You are an observer -> We should expect observers to underestimate the frequency of catastrophic events on average, if they use the frequency of catastrophic events in their past -> You should revise your estimate of the frequency of catastrophic events upwards

But in the coin/tile case you could make an exactly analogous argument:

You see a blue tile -> We should expect people who see a blue tile to underestimate the frequency of heads on average, if they use the frequency of heads in their past -> You should revise your estimate of the frequency of heads upwards.

But in the coin/tile case, this argument is wrong, even though it appears intuitively plausible. If you do the full bayesian analysis, that argument leads you to the wrong answer. Why should we trust the argument of identical structure in the anthropic case?

This is a good thing to flag. I actually agree re: anthropic reasoning (though frankly I always feel a bit unsettled by its fundamentally unscientific nature). 

My main claim re: AI—as I saw it—was that the contours of the AI risk claim matched quite closely to messianic prophesies, just in modern secular clothing (I'll note that people both agreed and disagreed with me on this point and interested people should read my short post and the comments).  I still stand by that fwiw—I think it's at minimum an exceptional coincidence.

One underrated response that I have been thinking about was by Jason Wagner, who paraphrased one reading of my claim as:

"AI might or might not be a real worry, but it's suspicious that people are ramming it into the Christian-influenced narrative format of the messianic prophecy.  Maybe people are misinterpreting the true AI risk in order to fit it into this classic narrative format; I should think twice about anthropomorphizing the danger and instead try to see this as a more abstract technological/economic trend."

In this reading AI risk is real, no one has a great sense of how to explain it because much of its nature is unknown and simply weird, and so we fall back on narratives that we understand—so Christian-ish messiah-type stories.

Hey Ryan,

I think I agree with the religious comparison- they do seem similar to me and I liked that part of your post. I just think failed apocalyptic predictions don't give that much evidence that we can discount future apocalyptic predictions.

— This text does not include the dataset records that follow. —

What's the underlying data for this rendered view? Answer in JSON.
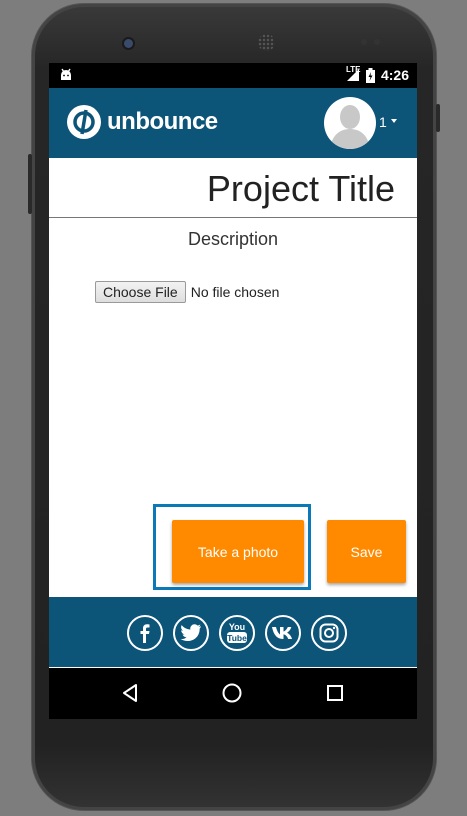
{
  "status_bar": {
    "network": "LTE",
    "time": "4:26"
  },
  "app_bar": {
    "brand": "unbounce",
    "avatar_count": "1"
  },
  "page": {
    "title": "Project Title",
    "description": "Description",
    "file_button": "Choose File",
    "file_status": "No file chosen"
  },
  "actions": {
    "take_photo": "Take a photo",
    "save": "Save"
  },
  "social_icons": [
    "facebook-icon",
    "twitter-icon",
    "youtube-icon",
    "vk-icon",
    "instagram-icon"
  ],
  "colors": {
    "brand_blue": "#0c5478",
    "accent_orange": "#ff8a00",
    "focus_blue": "#0b79b8"
  }
}
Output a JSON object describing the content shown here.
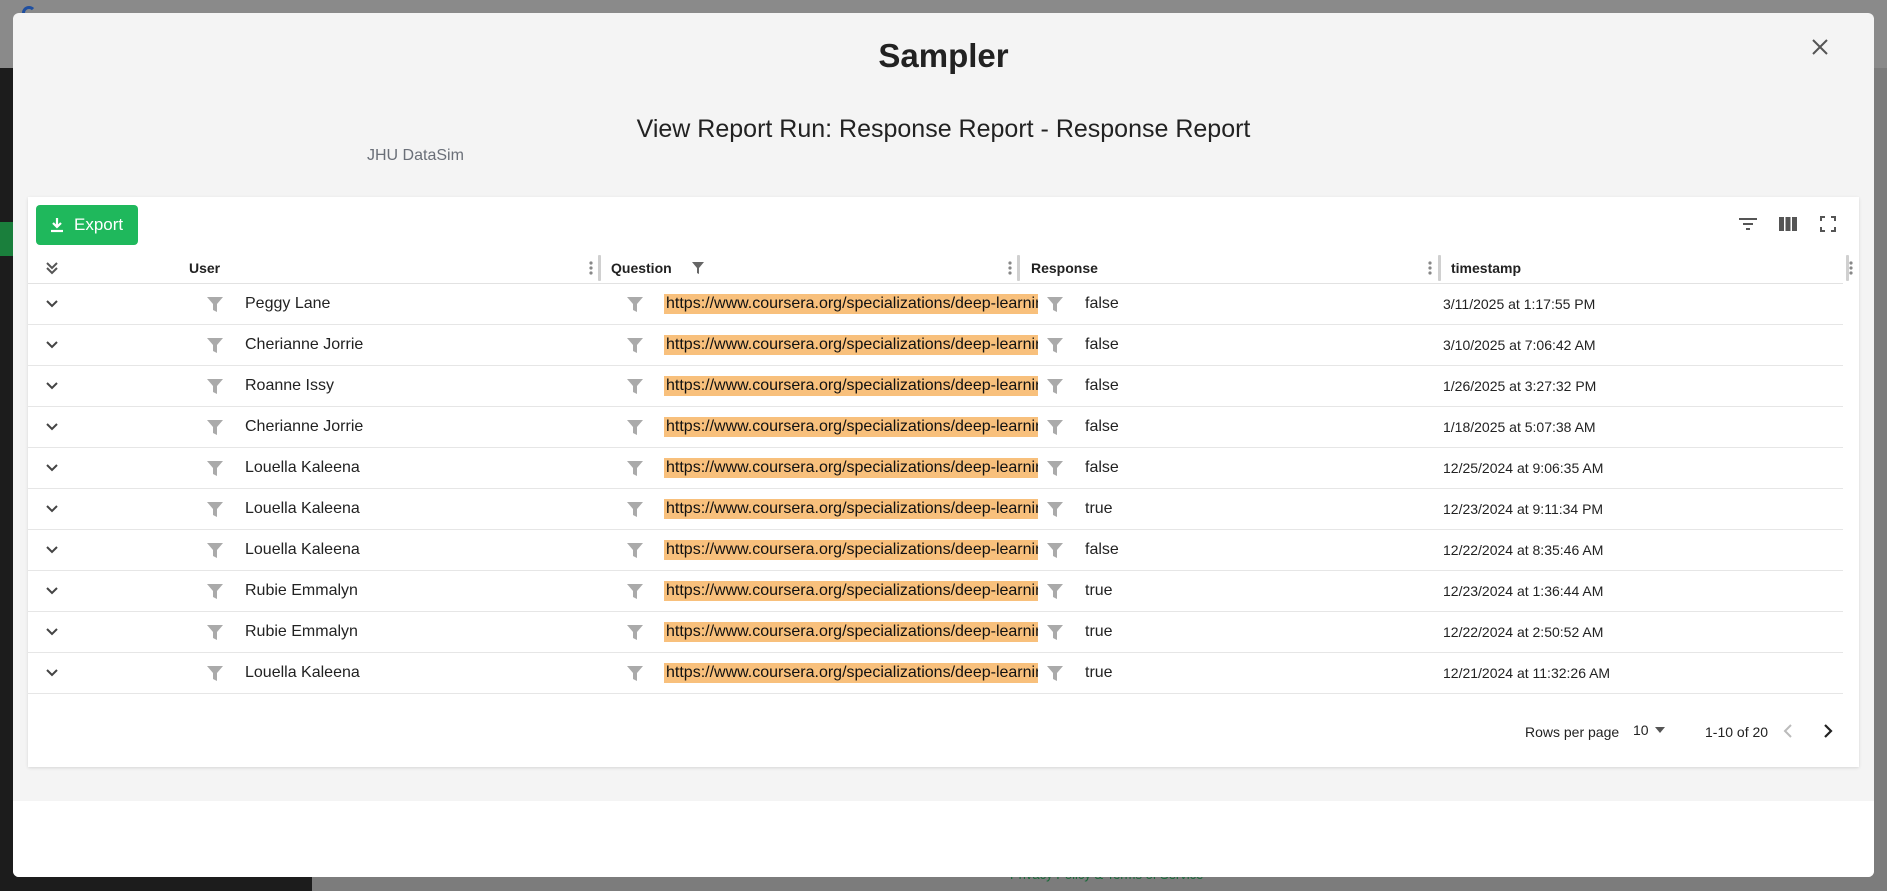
{
  "background": {
    "footer_link": "Privacy Policy & Terms of Service"
  },
  "modal": {
    "title": "Sampler",
    "subtitle": "View Report Run: Response Report - Response Report",
    "org": "JHU DataSim",
    "close_icon": "close-icon"
  },
  "toolbar": {
    "export_label": "Export",
    "icons": [
      "filter-list-icon",
      "columns-icon",
      "fullscreen-icon"
    ]
  },
  "table": {
    "columns": [
      "User",
      "Question",
      "Response",
      "timestamp"
    ],
    "rows": [
      {
        "user": "Peggy Lane",
        "question": "https://www.coursera.org/specializations/deep-learning",
        "response": "false",
        "timestamp": "3/11/2025 at 1:17:55 PM"
      },
      {
        "user": "Cherianne Jorrie",
        "question": "https://www.coursera.org/specializations/deep-learning",
        "response": "false",
        "timestamp": "3/10/2025 at 7:06:42 AM"
      },
      {
        "user": "Roanne Issy",
        "question": "https://www.coursera.org/specializations/deep-learning",
        "response": "false",
        "timestamp": "1/26/2025 at 3:27:32 PM"
      },
      {
        "user": "Cherianne Jorrie",
        "question": "https://www.coursera.org/specializations/deep-learning",
        "response": "false",
        "timestamp": "1/18/2025 at 5:07:38 AM"
      },
      {
        "user": "Louella Kaleena",
        "question": "https://www.coursera.org/specializations/deep-learning",
        "response": "false",
        "timestamp": "12/25/2024 at 9:06:35 AM"
      },
      {
        "user": "Louella Kaleena",
        "question": "https://www.coursera.org/specializations/deep-learning",
        "response": "true",
        "timestamp": "12/23/2024 at 9:11:34 PM"
      },
      {
        "user": "Louella Kaleena",
        "question": "https://www.coursera.org/specializations/deep-learning",
        "response": "false",
        "timestamp": "12/22/2024 at 8:35:46 AM"
      },
      {
        "user": "Rubie Emmalyn",
        "question": "https://www.coursera.org/specializations/deep-learning",
        "response": "true",
        "timestamp": "12/23/2024 at 1:36:44 AM"
      },
      {
        "user": "Rubie Emmalyn",
        "question": "https://www.coursera.org/specializations/deep-learning",
        "response": "true",
        "timestamp": "12/22/2024 at 2:50:52 AM"
      },
      {
        "user": "Louella Kaleena",
        "question": "https://www.coursera.org/specializations/deep-learning",
        "response": "true",
        "timestamp": "12/21/2024 at 11:32:26 AM"
      }
    ]
  },
  "pagination": {
    "rows_per_page_label": "Rows per page",
    "rows_per_page_value": "10",
    "range": "1-10 of 20"
  },
  "colors": {
    "export_bg": "#1fb85c",
    "highlight": "#f8c07c"
  }
}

Religious apocalypses are maybe a little different because I think (but don't know) that most people who predict the end of the world via God are claiming that all possible worlds end, not just predicting an event that will normally occur.

I mostly think anthropic reasoning is good (but there is a voice in my head telling me I'm crazy whenever I try to apply it).

I'll re-word my comment to clarify the part re:  "the dangers of anthropic reasoning". I always forget if "anthropic" gets applied to not conditioning on existence and making claims, or the claim that we need to condition on existence when making claims.